Purpose : To identify school typologies based on the availability of play equipment and installations. We also examined the associations between availability of play items and child adiposity. Design: Secondary analysis of longitudinal data. Setting: Elementary schools in Montreal, Canada. Participants: We used data from the Quebec Adipose and Lifestyle Investigation in Youth study (QUALITY), an ongoing investigation of the natural history of obesity and type 2 diabetes in Quebec children of Caucasian descent. Measures: The presence of play items was assessed in each child’s school. A trained nurse directly assessed child anthropometric measurements to derive body mass index and waist circumference. Body fat composition was measured using DEXA Prodigy Bone Densitometer System.
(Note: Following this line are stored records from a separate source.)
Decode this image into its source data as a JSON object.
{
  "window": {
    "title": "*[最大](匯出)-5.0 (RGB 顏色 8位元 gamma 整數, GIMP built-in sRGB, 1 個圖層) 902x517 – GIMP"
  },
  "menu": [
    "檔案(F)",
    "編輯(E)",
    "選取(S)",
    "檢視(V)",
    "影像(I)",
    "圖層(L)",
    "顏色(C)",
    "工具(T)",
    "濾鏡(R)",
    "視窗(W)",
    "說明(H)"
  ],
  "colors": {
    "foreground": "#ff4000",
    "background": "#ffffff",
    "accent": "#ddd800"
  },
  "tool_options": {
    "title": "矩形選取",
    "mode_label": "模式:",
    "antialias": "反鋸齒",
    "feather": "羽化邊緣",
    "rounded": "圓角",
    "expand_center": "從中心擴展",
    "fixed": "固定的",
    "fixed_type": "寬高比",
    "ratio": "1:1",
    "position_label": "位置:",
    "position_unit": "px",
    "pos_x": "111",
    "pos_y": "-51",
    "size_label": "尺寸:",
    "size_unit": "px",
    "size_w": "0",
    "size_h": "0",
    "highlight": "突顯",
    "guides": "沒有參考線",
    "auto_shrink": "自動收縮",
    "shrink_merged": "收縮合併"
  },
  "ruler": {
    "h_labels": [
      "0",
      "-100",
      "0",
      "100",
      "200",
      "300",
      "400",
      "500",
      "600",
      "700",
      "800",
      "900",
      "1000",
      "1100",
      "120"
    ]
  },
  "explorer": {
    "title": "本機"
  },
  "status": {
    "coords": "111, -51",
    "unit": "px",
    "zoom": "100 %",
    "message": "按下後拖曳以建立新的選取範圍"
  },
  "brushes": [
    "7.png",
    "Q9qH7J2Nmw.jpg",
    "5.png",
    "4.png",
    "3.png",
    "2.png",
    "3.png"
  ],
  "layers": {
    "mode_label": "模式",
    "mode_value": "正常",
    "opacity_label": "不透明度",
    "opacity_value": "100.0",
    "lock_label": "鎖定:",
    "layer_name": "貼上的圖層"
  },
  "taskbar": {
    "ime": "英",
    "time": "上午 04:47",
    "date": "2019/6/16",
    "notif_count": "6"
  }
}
Analyses: The final analytic sample comprised 512 students clustered in 296 schools (81% response). We used K-cluster analyses to identify school typologies based on the variety of play items on school grounds. Generalized estimation equations were used to estimate associations between school clusters and outcomes. Results: We identified 4 distinct school typologies. Children in schools with the most varied indoor play environments had lower overall body fat, B = −1.26 cm (95% confidence interval [CI], −2.28 to −0.24 cm), and smaller waist circumference, B = −4.42 cm (95% CI, −7.88 to −0.96 cm), compared to children with the least varied indoor play environment. Conclusion: Our results suggest that policies regulating the availability of play items in schools may enrich comprehensive school-based obesity prevention strategies. Extending research in this area to diverse populations is warranted.